TIGR's good with video editing rigs (he's built a fair few AFAIK). If he spots this thread, he'll no doubt pop in. As a last ditch effort there's the Adobe Forums, but their layout isn't nice and the search function can be annoying.


----------



## TheMailMan78 (Jul 22, 2011)

scaminatrix said:


> There's also HDD performance; I don't know if it's relevant in your case, but HDD's can cause performance issues and might be your bottleneck. I got a 4 drive RAID array because I'm working with 1280x720 30fps media at the moment (higher res = more bandwidth needed) so yea - you could be maxxing your read and write speeds of your drive.
> Try it again, but this making the destination for the file onto another drive. That's the best way to keep things on a vid editing rig IMO, read off one drive, write to another. Don't get any drive to try and do both (but that's a personal preference. if you got a decent RAID array then you can ignore my statement)
> 
> I just bought a GTX470 today to utilise MPE in CS5. I had almost the same problem as you; upgraded system but got worse performance. So I re-installed CS4 and had my performance back again! I figured it was just a bug in CS5 so I used CS4 to finish the job I had on. I'm going to chuck the GTX470 in and install CS5 today, update it and cross my fingers.
> ...



Personally I hate CS 5.5. Photoshop and Illustrator bring nothing productive to the damn table......again. I mean they haven't changed much since Photoshop 5. Shits getting old already all the damn bugs THEY WONT FIX.


----------



## newtekie1 (Jul 22, 2011)

TheMailMan78 said:


> Personally I hate CS 5.5. Photoshop and Illustrator bring nothing productive to the damn table......again. I mean they haven't changed much since Photoshop 5. Shits getting old already all the damn bugs THEY WONT FIX.

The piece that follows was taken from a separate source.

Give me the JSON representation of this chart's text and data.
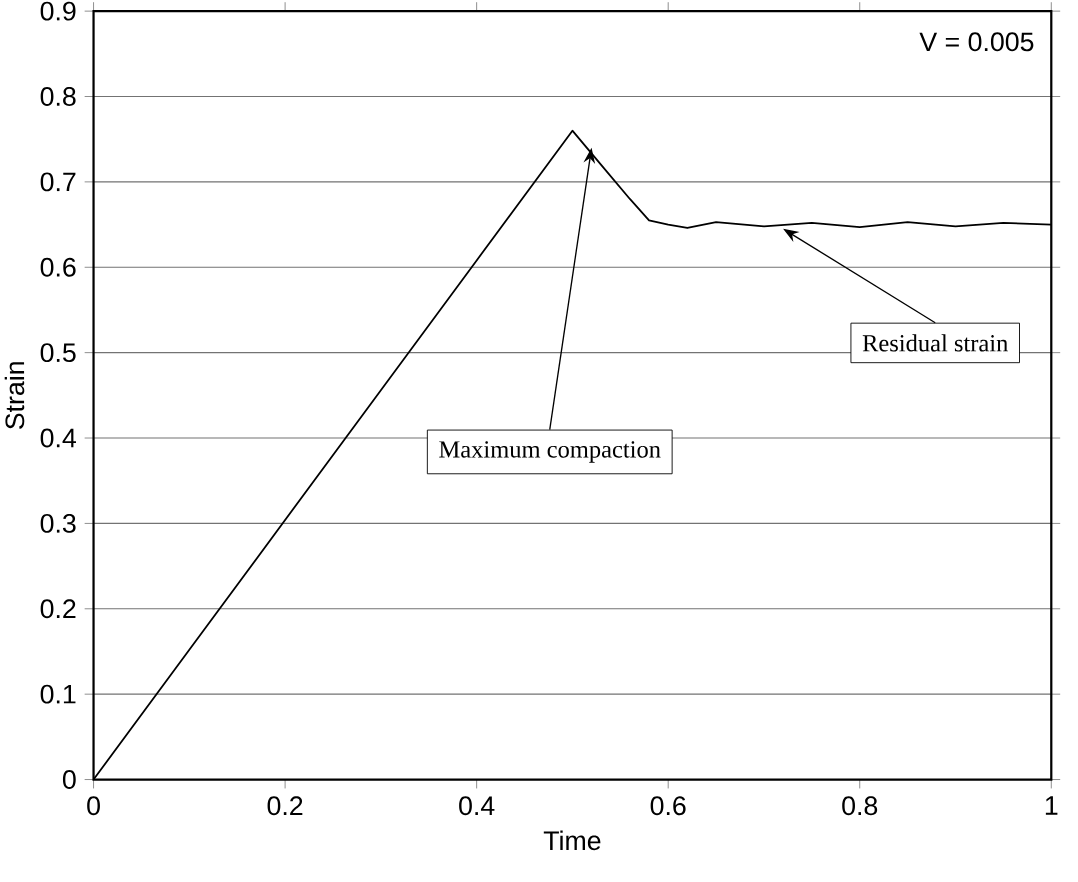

I liked CS5 simply because of the massively improved content aware fill.  Other than that, I agree with you that there really hasn't been much improvement at all.  And I really think it is a slap in the face from Adobe for them to charge CS5 customers for CS5.5, that should be a free upgrade for people that just bought CS5.  I had a client that just spent $2,600 on CS5 Master Collection 6 months ago, and Adobe wants to charge them $600 to upgrade it to CS5.5, that is why I hate Adobe.

But that is getting a little off topic, lets just try to help him out and not discuss if we like the product or not.


----------



## twicksisted (Aug 9, 2011)

Im still trying to find the bottleneck in my system so that i can render the final video output faster.
So far people have suggested that if I have an Nvidia graphics card this will be quicker but according to my research on the matter this is only good for rendering previews in the program (not the final rendered video output).

_- CPU dosent seem to be the issue as I have plenty of speed in my i7 sandybridge and it only peaks at 30% during the final render.
-Ram dosent seem to be the issue as it dosent use it all up (have 16GB).
-HDD cant be the issue as I am using a SATA III 6GB/s Corsair GT SSD which is pretty much the fastest SSD drive on the market with huge I/O and R/W speeds._

So out of interest does anyone else have CS5/5.5 and a nice fast i7 setup.
If you could test out your findings as far as rendering a 1080p video in full quality... im trying to find out why my CPU does not go above 30% useage.


----------